The trade-off is that acetate pushes the project away from simple home fabrication. It is not a material I want to treat as a casual laser-cutting experiment. The more appropriate route is closer to eyewear production: CAD, CNC machining, finishing, polishing, short arms, strap connector details and manufacturer feedback.

That is slower than cutting a flat sheet, but it is closer to the standard I want Catelier to meet.

Close-up of polished Catelier frame edge concept with softened eyewear-style finishing
AI-generated finish mockup. The goal is the kind of softened, polished edge that makes a small frame feel deliberate in the hand.

Prototypes still matter

Moving towards acetate does not mean skipping prototypes. It means using prototypes for the right questions.

I can still model the frame in Fusion 360 or OpenSCAD. I can still use 3D printing to check scale, lens opening shape, bridge clearance and arm placement. I have an FDM printer at home, which is useful for rough iteration. Resin printing would give a cleaner small model, though for one-off parts the lead times and minimums can make it less immediate.

The important lesson was that a prototype should not be a shortcut around design. If the final product needs shaped thickness, softened edges and a proper side-arm construction, the model needs to express those decisions early. A flat pair of printed or laser-cut glasses can confirm some dimensions, but it cannot prove that the finished object will feel like eyewear.

So the CAD work has to become more realistic: thicker brow, thinner lower rim, shaped bridge, softened lens openings, separate short arms and rounded strap slots with enough material around them.

Why I started speaking to eyewear manufacturers

At that point I decided to contact manufacturers rather than solve everything through equipment buying.

I used AI tools to help with research and shortlisting, then looked for factories that already work with proper eyewear materials, sample-making, acetate, hinges, finishing and packaging. China became an obvious place to investigate because of the eyewear manufacturing base and the wider supplier ecosystem around frames, straps, cases and presentation packaging.

The first outreach was deliberately positioned as miniature premium eyewear, not toy pet glasses. That distinction matters. I am not looking for a novelty supplier to make a cheaper version of what already exists. I am looking for manufacturing advice on how to make the object feel closer to designer optical frames, while adapting the construction for brief, supervised cat wear.
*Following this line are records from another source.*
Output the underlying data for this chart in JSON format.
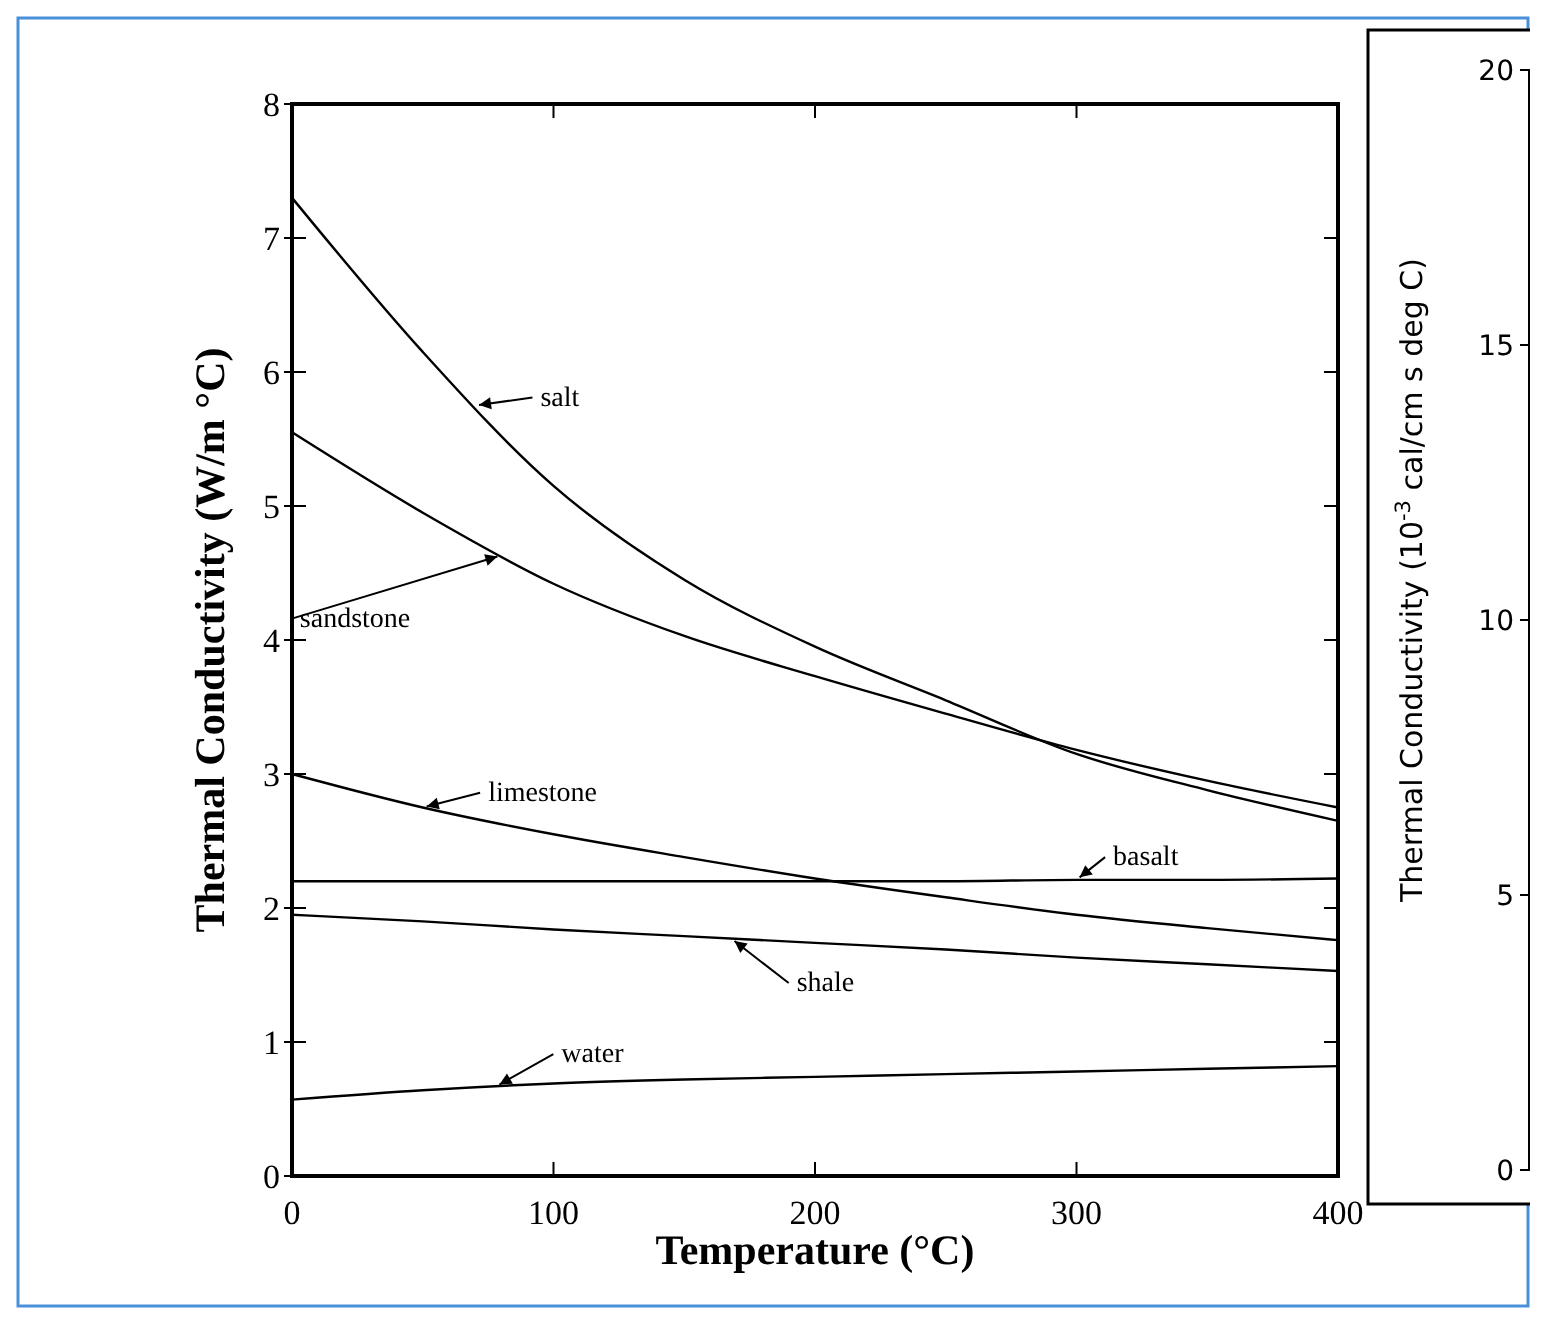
{
  "chart_data": {
    "type": "line",
    "xlabel": "Temperature (°C)",
    "ylabel": "Thermal Conductivity (W/m °C)",
    "y2label": "Thermal Conductivity  (10$^{-3}$ cal/cm s deg C)",
    "x": [
      0,
      50,
      100,
      150,
      200,
      250,
      300,
      350,
      400
    ],
    "series": [
      {
        "name": "salt",
        "color": "#000000",
        "values": [
          7.3,
          6.15,
          5.15,
          4.45,
          3.95,
          3.55,
          3.15,
          2.88,
          2.65
        ]
      },
      {
        "name": "sandstone",
        "color": "#000000",
        "values": [
          5.55,
          4.95,
          4.42,
          4.03,
          3.73,
          3.45,
          3.18,
          2.95,
          2.75
        ]
      },
      {
        "name": "limestone",
        "color": "#000000",
        "values": [
          3.0,
          2.75,
          2.55,
          2.38,
          2.22,
          2.08,
          1.95,
          1.85,
          1.76
        ]
      },
      {
        "name": "basalt",
        "color": "#000000",
        "values": [
          2.2,
          2.2,
          2.2,
          2.2,
          2.2,
          2.2,
          2.21,
          2.21,
          2.22
        ]
      },
      {
        "name": "shale",
        "color": "#000000",
        "values": [
          1.95,
          1.9,
          1.84,
          1.79,
          1.74,
          1.69,
          1.63,
          1.58,
          1.53
        ]
      },
      {
        "name": "water",
        "color": "#000000",
        "values": [
          0.57,
          0.64,
          0.69,
          0.72,
          0.74,
          0.76,
          0.78,
          0.8,
          0.82
        ]
      }
    ],
    "xlim": [
      0,
      400
    ],
    "xticks": [
      0,
      100,
      200,
      300,
      400
    ],
    "ylim": [
      0,
      8
    ],
    "yticks": [
      0,
      1,
      2,
      3,
      4,
      5,
      6,
      7,
      8
    ],
    "y2lim": [
      0,
      20
    ],
    "y2ticks": [
      0,
      5,
      10,
      15,
      20
    ],
    "legend": "center",
    "grid": false,
    "marker": "none",
    "line_style": "solid"
  }
}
The key questions now are practical ones: which material is realistic at a small first run, how the short arms should be made, whether the strap connector can be integrated cleanly, what finish level is possible, and how to keep the frame light, smooth and whisker-and-ear friendly.

The decision underneath the decision

This material choice is really about what Catelier is allowed to become.

Laser-cut acrylic would have been faster and more controllable at home. It may still be useful for early tests. But acetate-style manufacturing gives the project a better chance of feeling like a miniature eyewear house rather than a dressed-up craft object.

That is the direction I want to explore: fewer shortcuts, better surfaces, better proportions and a product that earns its detail quietly.

The next part of the work is less romantic: drawings, samples, supplier conversations, tolerances, minimum order quantities and all the small manufacturing decisions that decide whether the idea survives contact with reality.